The first apartment I viewed was in a quiet block just next to Telegraph on line 11. Upon knocking I was greeted by a volley of barks from within and a lot of scuffling noises whilst the owner presumably moved the dogs into the back room. As it transpired she had six. Six small yappy creatures that all slept in the same room and shared a bed with the owner - a toothless lady in her 50s who showed us around in her pyjamas. Despite the unfortunate dog smell which had permeated the rest of the apartment, in general, it wasn’t bad at all. The living room was light and spacious with rather grand, out of place, marble furnishings. The kitchen and bedroom were also adequate. It seemed that the owner preserved the rest of the apartment quite perfectly and rarely used the living room or kitchen. Her room on the other hand was awash with dog toys, stained bed sheets and clutter. Aside from the smell and the six dogs I simply wouldn’t have felt relaxed living with someone so much older than me who allocates the use of her balcony solely as a loo for her dogs so I moved on to the next viewing.

This apartment was much less agreeable. It was small and poky and I would be sharing with an Indian man who would have to walk through my ‘bedroom’ to in order to access his. It really couldn’t be accurately described as a bedroom in any case – it was just off the kitchen and really only offered enough space for the bed and the walkway between the kitchen and the owner’s bedroom. This man was very particular about my working hours since he claimed to work from home a lot. Once it transpired that I worked mainly evenings he explained that the apartment wouldn’t be suitable for me. I could have told him that from the second I walked in the door in fact.

My current apartment is in a traditional Parisian building and my room has large French windows with a view of, well, the wall of the building opposite actually, but it is light nevertheless and the apartment is quiet and warm. The kitchen has an electric hob and a mini oven but this took nearly an hour to cook a pizza the other night so I’m going to invest in a new one so I can, once again, indulge in mid-week roast dinners, boeuf bourguignon and macaroni cheese.

The apartment has made a huge difference to my quality of life. I sleep better, I feel more relaxed, I’m more enthusiastic about learning French and I eat better. Coupled with this the weather in Paris lately has been wonderful - clear blue skies, a slight warmth to the sun and trees and plants starting to bud in anticipation of Spring. I’ve found myself meandering through the streets feeling really rather positive about living here – something I haven’t felt for a long time.

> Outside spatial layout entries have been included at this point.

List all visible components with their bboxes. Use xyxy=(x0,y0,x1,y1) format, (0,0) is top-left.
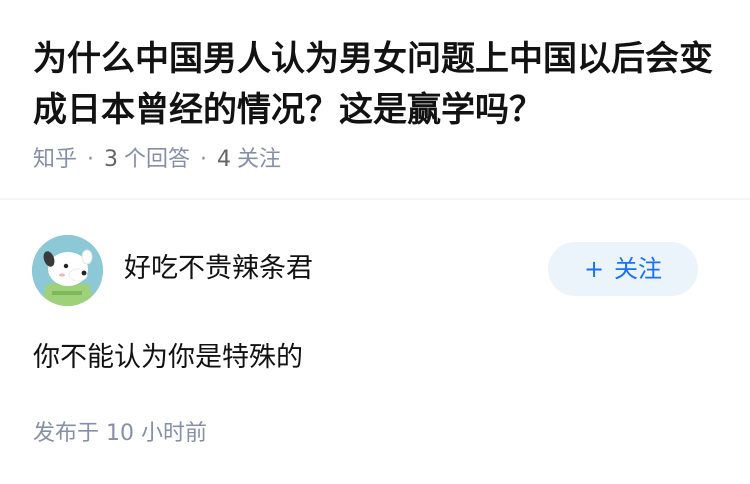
plus-icon: + xyxy=(583,255,605,283)
author-name[interactable]: 好吃不贵辣条君 xyxy=(124,251,313,287)
meta-separator: · xyxy=(200,147,208,172)
published-time: 发布于 10 小时前 xyxy=(33,419,207,449)
follow-count-value: 4 xyxy=(217,147,232,172)
follow-button-label: 关注 xyxy=(614,255,663,283)
published-time-value: 10 小时前 xyxy=(106,421,208,446)
answer-count[interactable]: 3 个回答 xyxy=(104,147,190,172)
answer-count-label: 个回答 xyxy=(124,147,191,172)
question-title[interactable]: 为什么中国男人认为男女问题上中国以后会变成日本曾经的情况？这是赢学吗？ xyxy=(33,34,723,136)
source-label[interactable]: 知乎 xyxy=(33,147,77,172)
cartoon-dog-avatar-icon xyxy=(32,235,103,306)
follow-count: 4 关注 xyxy=(217,147,281,172)
page: 为什么中国男人认为男女问题上中国以后会变成日本曾经的情况？这是赢学吗？ 知乎 · 3… xyxy=(0,0,750,484)
avatar[interactable] xyxy=(32,235,103,306)
meta-separator: · xyxy=(87,147,95,172)
answer-count-value: 3 xyxy=(104,147,119,172)
answer-content[interactable]: 你不能认为你是特殊的 xyxy=(33,339,303,377)
follow-button[interactable]: + 关注 xyxy=(548,242,698,296)
follow-count-label: 关注 xyxy=(237,147,282,172)
divider xyxy=(0,198,750,200)
question-meta: 知乎 · 3 个回答 · 4 关注 xyxy=(33,145,281,175)
published-label: 发布于 xyxy=(33,421,100,446)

After work on Saturday I went to Corcoran’s to meet some friends. It was the first time I had been there since long before Christmas and I was surprised at how little things had changed. Nicky was still lumbering about behind the back bar shouting at several new starters whom I didn’t recognise, Nabeel was still prowling across the floor with his earpiece, in constant contact with the door staff, and several other staff members who I remembered where still working frantically with sweat dripping off their faces. In hindsight I’m surprised that I put up with the management there but this, of course, is easy to say now that I am settled, have a steady job, friendly colleagues and a regular income. In July, starting out in a new city with no job, only a couple of friends and an unfamiliar environment I was prepared to put up with a lot more to make a go of things. Luckily, it seems to have paid off.